I have one caveat here. If you have not really worked with a therapist or in some other way done enough work to have gotten your own healing (whatever that may be) relatively well in hand, I think it is best to work with someone on a regular basis. Spiritual direction itself is a stand alone discipline which can also be a fantastic complement to therapy, for example, but generally speaking it will not and should not be used to substitute for it. For this reason most directors will assess the person they are directing to see if their needs include therapy. Spiritual directors do not make diagnoses nor do we usually have the capability to do this but we can ordinarily tell whether a person is going to be able or unable to benefit from direction and do the work associated with it, or whether therapy will be necessary to achieve this --- either prior to beginning direction or in conjunction with it. (Sometimes a directee needs medication (usually for depression and/or anxiety); once they are medicated appropriately they will make normal strides in direction; in these cases therapy itself may not be necessary and a physician is needed simply to monitor the medication. I have done this with clients myself; when a physician is willing to work this way it is quite helpful to the client and to their spiritual direction.) At other times, the inner work can be undertaken on one's own, in conjunction with spiritual direction, or with PRH or something similar. Similarly, Jungian psychologists recognize the work can be done on one's own but that sometimes one's unconscious can "get out of control;" at these times it is important to have access to someone who can help one negotiate the situation.

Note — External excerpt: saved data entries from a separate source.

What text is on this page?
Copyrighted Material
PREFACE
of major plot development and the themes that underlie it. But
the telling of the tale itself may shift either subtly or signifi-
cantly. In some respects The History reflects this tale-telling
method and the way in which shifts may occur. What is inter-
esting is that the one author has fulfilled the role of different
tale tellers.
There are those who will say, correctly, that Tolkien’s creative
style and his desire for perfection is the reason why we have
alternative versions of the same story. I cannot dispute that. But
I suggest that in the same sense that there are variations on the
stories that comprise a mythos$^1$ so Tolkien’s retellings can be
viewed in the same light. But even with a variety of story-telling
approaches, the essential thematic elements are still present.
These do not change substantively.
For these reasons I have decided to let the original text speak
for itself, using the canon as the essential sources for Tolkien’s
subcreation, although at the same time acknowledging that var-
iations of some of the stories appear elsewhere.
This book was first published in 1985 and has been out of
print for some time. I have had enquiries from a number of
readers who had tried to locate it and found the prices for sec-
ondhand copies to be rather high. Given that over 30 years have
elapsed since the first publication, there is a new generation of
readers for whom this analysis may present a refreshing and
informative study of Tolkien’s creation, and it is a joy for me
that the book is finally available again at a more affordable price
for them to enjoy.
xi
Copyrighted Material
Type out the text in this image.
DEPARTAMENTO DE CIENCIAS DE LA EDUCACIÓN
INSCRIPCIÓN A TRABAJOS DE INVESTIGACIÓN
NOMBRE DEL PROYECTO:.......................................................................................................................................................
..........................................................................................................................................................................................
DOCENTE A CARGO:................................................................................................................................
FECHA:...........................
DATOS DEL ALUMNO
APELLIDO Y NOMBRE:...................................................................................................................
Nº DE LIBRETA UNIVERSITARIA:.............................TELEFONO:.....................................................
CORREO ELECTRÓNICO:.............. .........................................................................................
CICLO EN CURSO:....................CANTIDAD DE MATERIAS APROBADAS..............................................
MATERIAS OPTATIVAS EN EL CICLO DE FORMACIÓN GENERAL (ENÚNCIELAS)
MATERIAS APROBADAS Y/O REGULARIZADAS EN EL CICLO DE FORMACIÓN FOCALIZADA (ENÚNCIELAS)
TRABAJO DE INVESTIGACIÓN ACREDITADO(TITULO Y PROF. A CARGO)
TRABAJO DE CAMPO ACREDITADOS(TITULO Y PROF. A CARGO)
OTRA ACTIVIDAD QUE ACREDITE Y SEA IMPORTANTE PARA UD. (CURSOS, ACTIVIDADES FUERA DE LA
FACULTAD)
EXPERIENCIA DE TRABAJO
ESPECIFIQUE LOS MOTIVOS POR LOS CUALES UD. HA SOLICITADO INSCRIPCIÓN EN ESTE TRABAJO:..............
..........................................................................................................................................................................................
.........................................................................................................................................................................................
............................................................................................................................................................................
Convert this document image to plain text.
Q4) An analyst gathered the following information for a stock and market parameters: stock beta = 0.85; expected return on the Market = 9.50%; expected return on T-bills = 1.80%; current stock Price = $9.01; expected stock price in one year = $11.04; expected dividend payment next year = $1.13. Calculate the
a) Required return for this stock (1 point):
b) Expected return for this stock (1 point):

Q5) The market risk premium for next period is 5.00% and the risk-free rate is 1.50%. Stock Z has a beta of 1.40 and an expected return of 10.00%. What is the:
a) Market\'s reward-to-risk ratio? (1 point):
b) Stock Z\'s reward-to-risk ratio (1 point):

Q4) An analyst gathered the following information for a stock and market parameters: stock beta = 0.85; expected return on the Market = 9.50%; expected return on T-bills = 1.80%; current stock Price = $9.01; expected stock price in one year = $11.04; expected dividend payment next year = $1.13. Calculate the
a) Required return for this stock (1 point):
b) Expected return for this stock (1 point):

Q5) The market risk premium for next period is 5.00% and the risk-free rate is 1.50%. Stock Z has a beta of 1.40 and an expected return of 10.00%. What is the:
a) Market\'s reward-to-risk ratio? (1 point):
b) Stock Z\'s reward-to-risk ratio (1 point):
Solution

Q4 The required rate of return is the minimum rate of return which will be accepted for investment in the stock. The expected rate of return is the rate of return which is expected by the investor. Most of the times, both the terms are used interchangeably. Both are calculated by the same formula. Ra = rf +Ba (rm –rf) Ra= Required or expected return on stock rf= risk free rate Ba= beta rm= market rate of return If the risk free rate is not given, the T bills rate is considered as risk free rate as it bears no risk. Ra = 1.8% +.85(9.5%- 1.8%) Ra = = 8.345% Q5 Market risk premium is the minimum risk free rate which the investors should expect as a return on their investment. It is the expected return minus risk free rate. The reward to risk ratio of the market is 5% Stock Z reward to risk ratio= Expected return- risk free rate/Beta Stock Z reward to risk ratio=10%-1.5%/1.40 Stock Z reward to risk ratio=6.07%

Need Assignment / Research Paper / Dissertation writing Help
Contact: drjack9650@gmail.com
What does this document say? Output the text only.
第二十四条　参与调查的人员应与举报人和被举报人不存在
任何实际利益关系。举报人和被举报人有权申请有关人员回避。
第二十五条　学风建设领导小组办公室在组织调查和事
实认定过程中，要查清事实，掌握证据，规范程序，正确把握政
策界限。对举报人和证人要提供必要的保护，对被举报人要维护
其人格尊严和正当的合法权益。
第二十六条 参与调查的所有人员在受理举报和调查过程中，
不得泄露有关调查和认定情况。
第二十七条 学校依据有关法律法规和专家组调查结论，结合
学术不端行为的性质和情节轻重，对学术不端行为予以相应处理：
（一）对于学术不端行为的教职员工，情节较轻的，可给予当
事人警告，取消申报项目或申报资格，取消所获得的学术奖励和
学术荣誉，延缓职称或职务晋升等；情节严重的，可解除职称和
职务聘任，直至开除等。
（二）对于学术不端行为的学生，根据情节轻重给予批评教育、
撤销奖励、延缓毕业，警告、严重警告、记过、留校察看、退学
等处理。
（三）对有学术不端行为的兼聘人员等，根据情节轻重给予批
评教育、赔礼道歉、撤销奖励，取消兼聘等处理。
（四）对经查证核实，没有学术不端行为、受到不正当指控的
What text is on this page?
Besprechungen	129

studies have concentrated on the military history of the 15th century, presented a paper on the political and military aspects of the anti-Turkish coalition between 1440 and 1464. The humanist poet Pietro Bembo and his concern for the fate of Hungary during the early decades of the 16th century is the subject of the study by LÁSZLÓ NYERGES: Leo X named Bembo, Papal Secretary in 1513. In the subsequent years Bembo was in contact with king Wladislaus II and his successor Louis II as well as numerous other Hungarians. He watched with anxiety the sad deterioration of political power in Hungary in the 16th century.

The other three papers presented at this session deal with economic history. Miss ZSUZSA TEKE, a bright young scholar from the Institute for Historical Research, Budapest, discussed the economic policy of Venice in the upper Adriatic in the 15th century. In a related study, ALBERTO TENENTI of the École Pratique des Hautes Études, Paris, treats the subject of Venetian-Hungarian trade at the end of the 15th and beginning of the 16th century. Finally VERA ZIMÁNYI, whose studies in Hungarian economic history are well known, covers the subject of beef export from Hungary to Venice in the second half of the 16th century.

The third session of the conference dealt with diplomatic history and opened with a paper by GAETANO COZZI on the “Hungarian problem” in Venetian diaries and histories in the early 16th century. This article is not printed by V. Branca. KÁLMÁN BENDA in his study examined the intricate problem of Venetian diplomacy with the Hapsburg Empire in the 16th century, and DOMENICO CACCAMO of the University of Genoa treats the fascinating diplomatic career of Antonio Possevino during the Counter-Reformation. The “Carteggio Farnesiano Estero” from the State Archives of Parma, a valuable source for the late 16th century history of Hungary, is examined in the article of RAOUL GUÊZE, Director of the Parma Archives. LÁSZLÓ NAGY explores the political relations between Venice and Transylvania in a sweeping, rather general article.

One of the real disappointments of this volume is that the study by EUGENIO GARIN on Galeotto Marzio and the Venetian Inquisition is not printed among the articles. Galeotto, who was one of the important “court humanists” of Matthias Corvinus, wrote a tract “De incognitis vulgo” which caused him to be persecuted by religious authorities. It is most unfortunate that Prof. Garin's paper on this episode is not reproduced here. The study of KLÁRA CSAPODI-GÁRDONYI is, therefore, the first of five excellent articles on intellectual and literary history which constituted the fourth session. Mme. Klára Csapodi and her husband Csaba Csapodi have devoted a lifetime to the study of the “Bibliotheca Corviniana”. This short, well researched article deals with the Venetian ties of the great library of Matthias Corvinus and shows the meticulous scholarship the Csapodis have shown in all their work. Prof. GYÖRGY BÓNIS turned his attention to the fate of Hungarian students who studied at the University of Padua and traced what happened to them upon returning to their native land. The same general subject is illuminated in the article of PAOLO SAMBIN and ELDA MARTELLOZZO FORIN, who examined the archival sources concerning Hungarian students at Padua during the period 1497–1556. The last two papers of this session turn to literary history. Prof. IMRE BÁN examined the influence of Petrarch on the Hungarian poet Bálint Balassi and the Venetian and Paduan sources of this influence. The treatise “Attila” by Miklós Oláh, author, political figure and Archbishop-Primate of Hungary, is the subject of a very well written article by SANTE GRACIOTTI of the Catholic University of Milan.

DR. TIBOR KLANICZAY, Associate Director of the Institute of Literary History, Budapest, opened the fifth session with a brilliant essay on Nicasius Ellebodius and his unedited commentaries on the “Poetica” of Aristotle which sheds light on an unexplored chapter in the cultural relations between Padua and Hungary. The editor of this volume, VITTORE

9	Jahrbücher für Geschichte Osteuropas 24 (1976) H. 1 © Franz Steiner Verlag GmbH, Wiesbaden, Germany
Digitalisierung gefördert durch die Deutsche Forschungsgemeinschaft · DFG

Relating this to the Desert Fathers and Mothers:

This may all sound far removed from the lives of the Desert Fathers and Mothers and the spirituality of hermits, for instance, but I don't believe it is. I have always been intrigued by the accounts of battles with demons in these stories and believe me, when we deal with the parts of ourselves left unhealed, distorted, or broken in childhood and throughout life, the process of healing can be as fierce, demanding, and messy as stories of Desert ancestors battling all day and night long with demons then coming out of their caves torn and bloodied but exultant in the morning! The same is true of the story of Jacob wrestling with God (God's angel) and, painfully wounded though he was, refusing to let go until God blessed him. We enter the desert both to seek God and to do battle with demons; it is a naïve person indeed who does not anticipate meeting herself face to face there in all of her weakness, brokenness, and giftedness as well! We may well know that God is profoundly involved in what may eventuate into the fight/struggle of and for our lives but it can take time, faith, and perseverance before we walk away both limping and blessed beyond measure.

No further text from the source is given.